Recently, I watched several hours of congressional hearings for the president’s cabinet nominees. This is a time for tough questions and they are to be expected. One should also expect an intelligent, civil discourse. There was much of this kind of discussion.

However, the way some questions were asked was troubling. Civility and courtesy were absent. Questions were asked with an attitude and voice and tone that I would have never have allowed in our home when raising our four boys. I would not have allowed them to speak to another human in that way.

My first thoughts were…Have we lost respect for people? Is this what we are choosing to model for our youth? Do we no longer have norms of common courtesy? Do they think speaking like this is acceptable and justified?


–behavior marked by polished manners or respect for others–

Last week, Kara Powell of the Fuller Youth Institute in Pasadena, California posted an article that is well worth reading, especially if you have teenagers in your home…Helping Teenagers Be the Best Neighbors in a Divided Nation 

Powell suggests pursuing conversations with teens and presents a list of questions to ask them. I asked my 12 and 14-year-old grandsons the following:

Question: 1) How would you describe the climate in our country these days?

Answer #1: You mean the weather?

[No—Kind of how the people are feeling.]

Answer #2: “It’s sad that people can’t respect each other.”


Question: What do you wish God would do in and for our country?

Answer #1: “Help people respect our leaders and each other.”

Answer #2: “Help us acknowledge what other people say. Be willing to listen to their thoughts and opinions.”

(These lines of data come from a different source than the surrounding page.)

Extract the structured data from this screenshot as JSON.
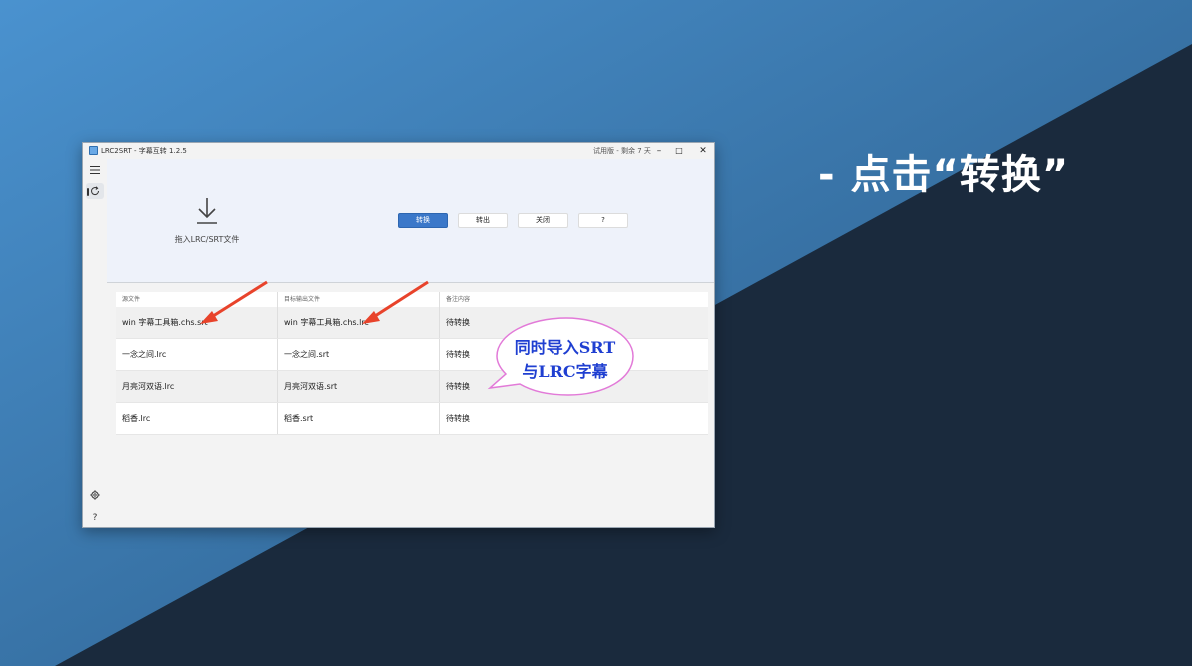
{
  "slide": {
    "caption": "- 点击“转换”",
    "colors": {
      "bg_blue": "#3c7db8",
      "bg_dark": "#1a2a3d",
      "arrow": "#e8432b",
      "bubble_border": "#e27ad8",
      "bubble_text": "#1f3fd1"
    }
  },
  "window": {
    "title": "LRC2SRT - 字幕互转 1.2.5",
    "trial_status": "试用版 - 剩余 7 天",
    "controls": {
      "minimize": "–",
      "maximize": "□",
      "close": "✕"
    }
  },
  "sidebar": {
    "menu_icon": "hamburger-icon",
    "refresh_icon": "refresh-icon",
    "settings_icon": "gear-icon",
    "help_label": "?"
  },
  "drop_zone": {
    "icon": "download-icon",
    "label": "拖入LRC/SRT文件"
  },
  "toolbar": {
    "convert": "转换",
    "export": "转出",
    "close": "关闭",
    "help": "?"
  },
  "table": {
    "headers": [
      "源文件",
      "目标输出文件",
      "备注内容"
    ],
    "rows": [
      [
        "win 字幕工具箱.chs.srt",
        "win 字幕工具箱.chs.lrc",
        "待转换"
      ],
      [
        "一念之间.lrc",
        "一念之间.srt",
        "待转换"
      ],
      [
        "月亮河双语.lrc",
        "月亮河双语.srt",
        "待转换"
      ],
      [
        "稻香.lrc",
        "稻香.srt",
        "待转换"
      ]
    ]
  },
  "annotation": {
    "bubble_line1": "同时导入SRT",
    "bubble_line2": "与LRC字幕"
  }
}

Hey, all you adults out there! Kids are watching us…and listening.

So, what should we do? How can we ensure that the young people in our homes (who will grow up to be big people) learn how to treat others in any situation? Whether you have toddlers or teens, the following guidelines can help teach the concepts of respect, courtesy, and civility. (Modify and adjust to meet the developmental needs of your children.)

  • Discuss the meanings of respect, courtesy, and civility. Give examples and non-examples.
  • Model how we should talk to someone with differing political or social views (or differing opinions at the Lego table!)
  • Role play common scenarios—conversations with someone at school or in other public settings.
  • Take time to discuss real conversations and their outcomes. What could have been said or done differently to show respect to the other person?
  • Teach the meaning of presumption—how to recognize it and how to guard against it.
  • Encourage dialogue of ideas and philosophies in the home.
  • Practice listening skills. Whether your children are toddlers or teens, we should model and teach the art of listening to others.
  • Discuss ways we can find common ground with those of differing political and social views. (such as, helping the poor and serving the elderly)
  • Practice how to respectfully ask questions with a tone and inflection that speaks of respect for the other person.
  • Require a civil tone of all family members–even when angry or upset. No profanity allowed.
  • Pray with your children for our leaders in schools, churches, and government.
  • Take your children to God’s Word to evaluate what they are hearing. Just because a smart person is saying something that they believe is true—it doesn’t mean it is. How does it match up to what we know to be true from Scripture?

To sum up, all of you be harmonious, sympathetic, brotherly, kindhearted, and humble in spirit.